Die Bodendielen knarrten leise, als sie über den Flur zu Leahs Zimmertür direkt neben ihrer schlich.

Kurz zögerte sie, dann klopfte sie gegen die schlichte Holztür, aber nichts regte sich. Anna zählte innerlich bis 20 und dann drückte sie vorsichtig die Klinke herunter und lugte in das Zimmer. Leah lag tief und fest schlafenden in dem Bett. Anna war etwas überrascht, dass Leah da war oder dass Niklas nicht bei ihr war.

Leah wecken wollte sie nicht. Sie schlief zu friedlich. Also wenn sie mit jemandem reden wollte, dann sollte sie nach unten und es mal bei den Jungs versuchen.

So leise wie nur gerade möglich schloss Anna die Tür wieder und verharrte einen Moment unbeweglich an Ort und Stelle. Angestrengt horchte sie in die Dunkelheit.

Als sie sicher war, niemanden geweckt zu haben, schlich sie zur Treppe und runter auf den Flur der Jungs, dabei wäre sie beinahe über Williams Beine gestolpert, der auf einem Stuhl sitzend neben dem Treppenaufgang eingeschlafen war. Kurz verharrte sie wieder und überlegte, ihn tatsächlich zu wecken und anzubieten, seinen Platz einzunehmen, damit er im Bett schlafen konnte. Diese Sicherheitsvorkehrung konnte nur dazu dienen, Jungs und Mädels auch ja voneinander fernzuhalten.
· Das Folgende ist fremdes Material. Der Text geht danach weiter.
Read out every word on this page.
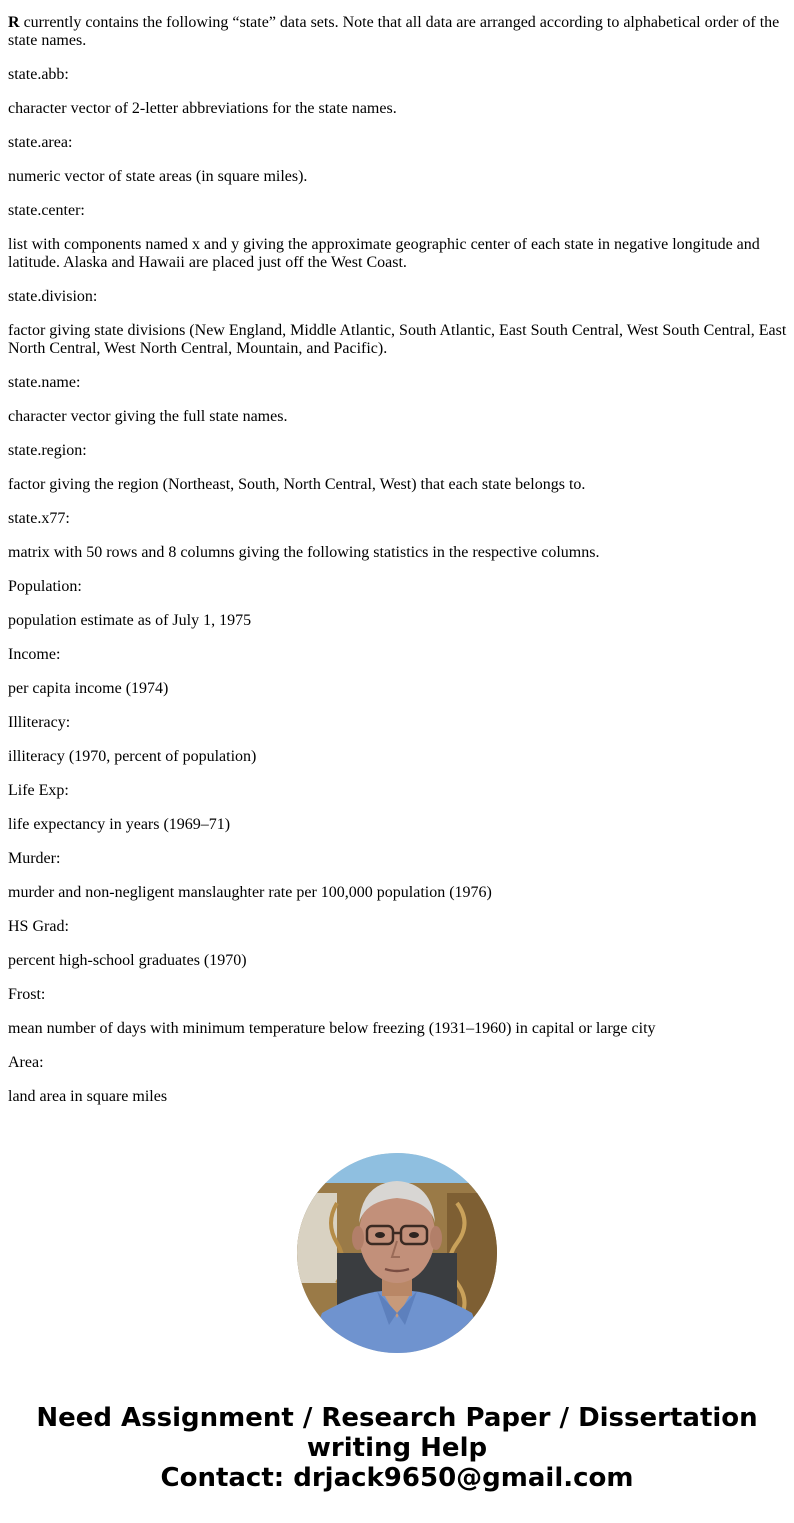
R currently contains the following “state” data sets. Note that all data are arranged according to alphabetical order of the state names.

state.abb:

character vector of 2-letter abbreviations for the state names.

state.area:

numeric vector of state areas (in square miles).

state.center:

list with components named x and y giving the approximate geographic center of each state in negative longitude and latitude. Alaska and Hawaii are placed just off the West Coast.

state.division:

factor giving state divisions (New England, Middle Atlantic, South Atlantic, East South Central, West South Central, East North Central, West North Central, Mountain, and Pacific).

state.name:

character vector giving the full state names.

state.region:

factor giving the region (Northeast, South, North Central, West) that each state belongs to.

state.x77:

matrix with 50 rows and 8 columns giving the following statistics in the respective columns.

Population:

population estimate as of July 1, 1975

Income:

per capita income (1974)

Illiteracy:

illiteracy (1970, percent of population)

Life Exp:

life expectancy in years (1969–71)

Murder:

murder and non-negligent manslaughter rate per 100,000 population (1976)

HS Grad:

percent high-school graduates (1970)

Frost:

mean number of days with minimum temperature below freezing (1931–1960) in capital or large city

Area:

land area in square miles

Need Assignment / Research Paper / Dissertation
writing Help
Contact: drjack9650@gmail.com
Kurzerhand überlegte sie es sich anders und lief an ihm vorbei in den Flur der Jungs. Überall war es dunkel, nur unter einer Tür quoll ein fahler Lichtschein hervor.

Anna musste überlegen, wo nochmal die Zimmer von den Jungs waren, war dann aber sicher, dass es Niklas war, der noch wach war.

Mit leisen Schritten huschte sie zur Tür und klopfte.

Keine drei Sekunden später öffnete Niklas ihr auch schon die Tür. Die Haare zerwühlt, Augen müde und nur in einem T-Shirt und Boxershorts. Eigentlich ein Anblick über den sie sich nicht beschweren würde, aber er war nun mal auch der Freund ihrer besten Freundin und ein ziemlich guter Kumpel von ihr.

„Ist was?", fragte Niklas überraschend wach.

„Warum bist du noch wach?"

Er zuckte mit den Schultern. „Auch wenn wir hier sind, schläft meine Bachelorarbeit nicht. Die möchte geschrieben werden."

„Mitten in der Nacht?"

„Gut, ich kann nicht schlafen."

„Das macht dann zwei."

„Gib mir eine Minute. Hier reden ist blöd, lass uns raus."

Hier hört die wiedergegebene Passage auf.